Magmato-tectonic interactions

Magma intrusions have a strong influence on the deformation of volcanic edifices which is recorded through the use of geophysical tools (e.g., satellites, GPS) [McGuire et al., 1995; Wang et al., 2018]. Understanding these measurements relies on physical models using analogue materials (e.g., [van Wyk de Vries et al., 2000; Norini and Acocella, 2011]) or numerical methods (e.g., [Lisowski, 2006; Casagli et al., 2009]).

Using analogue models, we have shown that magma intrusions within a volcanic edifice can have a strong influence on their internal deformation. Intrusions tend to bulldozed unbuttressed flanks which can on one side clamp tectonic faults, i.e., inhibit tectonic faulting, and on the other side favor movements along detachment within or a decollement at the base of the volcanic edifice (Fig. 1) [Le Corvec and Walter, 2009; Chaput et al., 2014; Le Corvec et al., 2014].
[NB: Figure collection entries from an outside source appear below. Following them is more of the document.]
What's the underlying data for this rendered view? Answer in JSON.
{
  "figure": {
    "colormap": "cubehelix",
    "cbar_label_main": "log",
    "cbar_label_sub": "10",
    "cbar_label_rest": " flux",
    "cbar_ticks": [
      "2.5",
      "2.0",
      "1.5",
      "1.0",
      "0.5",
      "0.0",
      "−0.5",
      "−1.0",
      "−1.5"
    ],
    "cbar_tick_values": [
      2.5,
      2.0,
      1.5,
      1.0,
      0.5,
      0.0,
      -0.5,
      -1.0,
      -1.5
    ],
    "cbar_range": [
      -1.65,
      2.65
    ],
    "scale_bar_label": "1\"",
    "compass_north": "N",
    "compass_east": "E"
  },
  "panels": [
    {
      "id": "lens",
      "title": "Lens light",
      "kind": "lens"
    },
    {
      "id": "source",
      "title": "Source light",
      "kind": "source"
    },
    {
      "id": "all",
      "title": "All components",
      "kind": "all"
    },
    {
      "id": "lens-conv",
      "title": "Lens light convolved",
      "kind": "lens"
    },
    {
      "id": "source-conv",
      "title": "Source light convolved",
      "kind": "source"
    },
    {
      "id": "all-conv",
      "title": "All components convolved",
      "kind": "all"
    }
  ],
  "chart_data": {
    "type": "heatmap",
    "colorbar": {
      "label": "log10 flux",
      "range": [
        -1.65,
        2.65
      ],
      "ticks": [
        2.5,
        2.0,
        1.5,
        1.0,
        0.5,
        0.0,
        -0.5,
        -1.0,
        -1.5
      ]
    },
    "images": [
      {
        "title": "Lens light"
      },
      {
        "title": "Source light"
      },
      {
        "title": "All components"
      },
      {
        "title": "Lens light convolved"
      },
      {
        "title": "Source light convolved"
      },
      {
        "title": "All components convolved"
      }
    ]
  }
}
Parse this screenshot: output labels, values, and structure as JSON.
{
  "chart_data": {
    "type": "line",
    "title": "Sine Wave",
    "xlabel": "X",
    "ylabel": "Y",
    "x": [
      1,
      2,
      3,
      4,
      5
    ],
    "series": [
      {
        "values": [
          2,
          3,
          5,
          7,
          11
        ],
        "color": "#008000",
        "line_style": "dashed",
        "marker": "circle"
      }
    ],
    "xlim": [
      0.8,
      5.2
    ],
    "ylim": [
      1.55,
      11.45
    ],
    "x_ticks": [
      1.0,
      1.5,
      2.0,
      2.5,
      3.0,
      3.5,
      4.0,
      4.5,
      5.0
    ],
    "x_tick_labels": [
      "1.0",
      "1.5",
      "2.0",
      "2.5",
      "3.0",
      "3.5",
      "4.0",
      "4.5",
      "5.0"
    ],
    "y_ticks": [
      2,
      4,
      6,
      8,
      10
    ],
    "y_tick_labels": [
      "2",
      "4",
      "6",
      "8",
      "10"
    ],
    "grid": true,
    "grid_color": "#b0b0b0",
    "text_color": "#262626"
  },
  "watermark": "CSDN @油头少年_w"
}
Figure 1: Internal deformation and magmatic activity of oceanic volcanic islands for 1. Hawaii (spreading model with a basal decollement) and 2. La Réunion (non-spreading model with an internal detachment). a. Sketches highlighting the differences in deformation and magmatic activity between Hawaiian and Reunion-like volcanoes. Reworked from Chaput et al. [2014]. b) and c) Analogue experiments and their structural interpretation for a spreading (1b and 1c) and non-spreading model (2b and 2c). Digital image correlation (DIC) technique enables the recognition of shear zones through the analysis of particle displacement. Reworked from Le Corvec and Walter [2009].